I'm using two tables in the database. These tables look like this:
Table A:
id | date
----------------------
12001 | 2011-01-01
13567 | 2011-01-04
13567 | 2011-01-04
11546 | 2011-01-07
13567 | 2011-01-07
18000 | 2011-01-08
Table B:
user | date | amount
----------------------------------
15467 | 2011-01-04 | 140
14568 | 2011-01-04 | 120
14563 | 2011-01-05 | 140
12341 | 2011-01-07 | 140
18000 | 2011-01-08 | 120
I need a query that will join these the two tables.
The first query should result in a total number of users from table A group by date and the number of unique users from table A grouped by date.

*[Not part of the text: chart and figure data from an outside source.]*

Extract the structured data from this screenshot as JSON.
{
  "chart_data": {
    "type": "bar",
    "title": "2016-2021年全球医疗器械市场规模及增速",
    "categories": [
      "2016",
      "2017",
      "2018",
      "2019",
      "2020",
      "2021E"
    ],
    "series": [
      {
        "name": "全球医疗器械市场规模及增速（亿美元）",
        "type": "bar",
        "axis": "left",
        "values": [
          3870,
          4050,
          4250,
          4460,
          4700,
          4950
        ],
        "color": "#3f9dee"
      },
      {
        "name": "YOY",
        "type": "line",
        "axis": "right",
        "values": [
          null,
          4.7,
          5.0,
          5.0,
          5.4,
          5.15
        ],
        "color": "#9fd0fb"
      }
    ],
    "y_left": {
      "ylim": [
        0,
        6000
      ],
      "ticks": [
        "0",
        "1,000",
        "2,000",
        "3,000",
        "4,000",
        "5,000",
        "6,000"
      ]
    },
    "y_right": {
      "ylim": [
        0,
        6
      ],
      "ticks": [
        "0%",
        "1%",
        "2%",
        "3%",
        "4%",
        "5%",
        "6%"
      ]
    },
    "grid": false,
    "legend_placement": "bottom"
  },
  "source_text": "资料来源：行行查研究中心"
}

That query looks like:
SELECT COUNT(DISTINCT id) AS uniq, COUNT(*) AS total, format_date(date, '%Y-%m-%d') as date FROM A GROUP BY date
From the second table I need the sum of the amounts grouped by dates.
That query looks like:
SELECT SUM(amount) AS total_amount FROM B GROUP BY DATE_FORMAT( date, '%Y-%m-%d' )
What I want to do is to merge these two queries into one on column "date", and that as a result I get the following list:
date | unique | total | amount
-----------------------------------------------
2011-01-01 | 1 | 1 | 0
2011-01-04 | 1 | 2 | 260
2011-01-05 | 0 | 0 | 140
2011-01-07 | 2 | 2 | 140
2011-01-08 | 1 | 1 | 120
How can I do that using one query?
Thanks for all suggestions.
select date_format(a.date, '%Y-%m-%d') as date, a.uniq, a.total, ifnull(b.amount, 0) as amount
from (
select count(distinct id) as uniq, count(*) as total, date
from tablea
group by date
) a
left join (
select sum(amount) as amount, date
from tableb
group by date
) b on a.date = b.date
order by a.date
I assume that field date is a datetime type. It's better to format output fields in final result set (date field in this case).
Your queries are fine everything they need is a join.